# Combining the functionality of KT lighted cover and the beauty of Oberon



## PG4003 (Patricia) (Jan 30, 2010)

I really do love the functionality of the Kindle Touch lighted cover and I don't want to give up the built-in light. But frankly, this cover is pretty plain-jane. I tried putting a skin on the front cover but wasn't happy with that result. A few weeks ago I had bought a large sleeve from Oberon, with the intention of keeping my Touch inside it's lighted cover, then putting both of them inside the Oberon sleeve. Well, that didn't work out the way I thought either, I don't go out a lot and when I do, my purse has a pocket for my Kindle. So after thinking and thinking about how could I achieve the functionality of my lighted cover and the beauty of my Oberon? So, I took the plunge....I took an exacto knife and cut apart the two sides of the sleeve so I had 2 pieces of leather. Then I cut one of those pieces to fit the front of my lighted cover and used some spray adhesive to put it on. I love it! Now I have the beauty of an Oberon (half-way anyhow!) and the functionality of my built-in light. Here's a picture.

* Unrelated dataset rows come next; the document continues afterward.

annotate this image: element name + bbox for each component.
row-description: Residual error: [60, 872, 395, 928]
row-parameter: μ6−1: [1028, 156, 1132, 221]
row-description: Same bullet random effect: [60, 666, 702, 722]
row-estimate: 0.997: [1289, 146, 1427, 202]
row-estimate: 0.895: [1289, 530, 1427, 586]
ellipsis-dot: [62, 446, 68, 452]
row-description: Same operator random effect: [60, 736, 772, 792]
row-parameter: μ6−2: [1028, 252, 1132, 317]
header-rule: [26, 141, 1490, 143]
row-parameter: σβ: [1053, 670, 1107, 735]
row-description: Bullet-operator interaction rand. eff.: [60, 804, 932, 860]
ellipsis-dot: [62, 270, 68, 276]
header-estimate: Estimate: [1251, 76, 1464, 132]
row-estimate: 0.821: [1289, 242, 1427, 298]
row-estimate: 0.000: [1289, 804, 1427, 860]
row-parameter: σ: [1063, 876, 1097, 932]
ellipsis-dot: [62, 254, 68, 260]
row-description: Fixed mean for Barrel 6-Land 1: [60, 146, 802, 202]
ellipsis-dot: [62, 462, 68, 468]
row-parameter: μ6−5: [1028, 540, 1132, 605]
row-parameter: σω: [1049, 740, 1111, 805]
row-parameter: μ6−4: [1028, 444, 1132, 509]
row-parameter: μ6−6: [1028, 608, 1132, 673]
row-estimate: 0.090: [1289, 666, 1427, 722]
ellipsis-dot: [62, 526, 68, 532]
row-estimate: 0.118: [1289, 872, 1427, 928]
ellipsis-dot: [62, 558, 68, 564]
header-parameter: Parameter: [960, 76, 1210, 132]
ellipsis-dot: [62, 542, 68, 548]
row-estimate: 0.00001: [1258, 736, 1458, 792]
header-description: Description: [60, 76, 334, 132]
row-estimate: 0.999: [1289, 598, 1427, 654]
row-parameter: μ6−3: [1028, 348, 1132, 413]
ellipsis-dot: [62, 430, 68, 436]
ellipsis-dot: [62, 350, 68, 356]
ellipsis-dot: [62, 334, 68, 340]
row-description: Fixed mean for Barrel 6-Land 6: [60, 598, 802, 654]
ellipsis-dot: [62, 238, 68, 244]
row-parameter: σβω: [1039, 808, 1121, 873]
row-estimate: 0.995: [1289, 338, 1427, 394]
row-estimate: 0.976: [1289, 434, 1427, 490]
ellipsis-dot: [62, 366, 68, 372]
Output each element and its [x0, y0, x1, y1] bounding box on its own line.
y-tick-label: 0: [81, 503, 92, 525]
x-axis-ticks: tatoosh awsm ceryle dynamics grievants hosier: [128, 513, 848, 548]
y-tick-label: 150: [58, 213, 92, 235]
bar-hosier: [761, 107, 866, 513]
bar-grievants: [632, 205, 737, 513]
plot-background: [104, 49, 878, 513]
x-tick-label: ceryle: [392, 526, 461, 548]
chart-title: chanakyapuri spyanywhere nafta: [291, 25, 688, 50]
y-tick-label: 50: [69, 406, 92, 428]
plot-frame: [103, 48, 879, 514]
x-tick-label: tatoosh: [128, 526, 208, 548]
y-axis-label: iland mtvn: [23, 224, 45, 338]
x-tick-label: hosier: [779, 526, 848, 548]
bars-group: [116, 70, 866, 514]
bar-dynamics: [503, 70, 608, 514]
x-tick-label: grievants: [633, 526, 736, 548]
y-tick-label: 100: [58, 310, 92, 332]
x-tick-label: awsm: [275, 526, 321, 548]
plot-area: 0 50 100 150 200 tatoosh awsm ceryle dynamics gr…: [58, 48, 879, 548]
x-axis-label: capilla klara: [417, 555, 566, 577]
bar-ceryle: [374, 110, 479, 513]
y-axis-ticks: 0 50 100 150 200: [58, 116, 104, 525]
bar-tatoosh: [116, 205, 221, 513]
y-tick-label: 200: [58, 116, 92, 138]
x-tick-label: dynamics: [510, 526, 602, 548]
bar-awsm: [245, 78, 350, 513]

Yes, this is the Kindle Touch lighted cover


----------



## Cardinal (Feb 24, 2010)

That is beautiful!  

But I have to say, wow, you are really brave!


----------



## PG4003 (Patricia) (Jan 30, 2010)

Michelle!  Hi, how have you been, I miss talking with you.  And you are so right, I was really apprehensive, I kept thinking, do I REALLY want to take my exacto knife to an Oberon product  But I was unhappy with the plain look of the lighted cover, and I didn't want to change to an Oberon because I love the built-in light, and frankly I don't want the added weight of an Oberon on my slim KT.  I wasn't using the sleeve at all, and didn't think I would have much luck selling it, so I just decided to go for it.  I know some of the Oberon lovers are thinking "You did WHAT?"


----------



## CarolineAM (Apr 21, 2011)

PG4003 (Patricia) said:


> Michelle! Hi, how have you been, I miss talking with you. And you are so right, I was really apprehensive, I kept thinking, do I REALLY want to take my exacto knife to an Oberon product But I was unhappy with the plain look of the lighted cover, and I didn't want to change to an Oberon because I love the built-in light, and frankly I don't want the added weight of an Oberon on my slim KT. I wasn't using the sleeve at all, and didn't think I would have much luck selling it, so I just decided to go for it. I know some of the Oberon lovers are thinking "You did WHAT?"
> 
> I think that's a great idea!! The K4 cover can be used for the Touch as well, but you have to cut out the two inside corners and replace them with bungees.


----------



## BookLady (Jan 7, 2011)

Patricia, you come up with the most clever ideas!  You did a fantastic job, and it looks fabulous!  Congratulations on a job well done!  Now, you have the best of both worlds.


----------



## corkyb (Apr 25, 2009)

So, Patricia, you just glued the front of the Oberon sleeve to the front of your lighted cover?  Can we see pictures of the inside and back now?
That looks gorgeous.  I could even do that I think.


----------



## Emmalita (Feb 24, 2009)

Looks good Patricia!  I'd like to see the inside and back too.  Good idea!


----------



## PG4003 (Patricia) (Jan 30, 2010)

I can take some pictures, but the inside and back look exactly as they did before.  The leather that I put on the front, I trimmed to exactly the size of the lighted cover.  I'll take some pictures and post them shortly.


----------



## PG4003 (Patricia) (Jan 30, 2010)

I get the idea you guys would just like to see it from some other angles. So I took several other pictures and rather than post them all here, here's the link to the album: http://s921.photobucket.com/albums/ad54/PG4003/Oberon%20leather%20on%20lighted%20cover/

Let me know if you have any other questions!


----------



## sparklemotion (Jan 13, 2011)

Wow you did an amazing job with that! I love it!


----------



## Vet (Apr 25, 2010)

I like it! Nice work.


----------



## 41413 (Apr 4, 2011)

Wow, great job! I was kinda thinking about how much I would like something like that for my Touch, so kudos to you for pulling it off. I'm afraid I'm not that crafty, though. I know I would end up doing something really dumb and ruining it all.


----------



## cagnes (Oct 13, 2009)

Nice! I feel the same was about my KT lighted cover, love the functionality, but hate the look & flimsiness!


----------



## PG4003 (Patricia) (Jan 30, 2010)

Before I did this, I bought a Decal Girl skin made to fit the K2, because I wanted the back side of it to be large enough to trim.  I trimmed that and stuck it on the front of my Touch lighted cover but I didn't really care for that.  Then when I peeled off the skin, it pulled off patches of the finish on the front of the cover.  So I had to do something!


----------



## meowzart (Mar 29, 2011)

nicely done!!


----------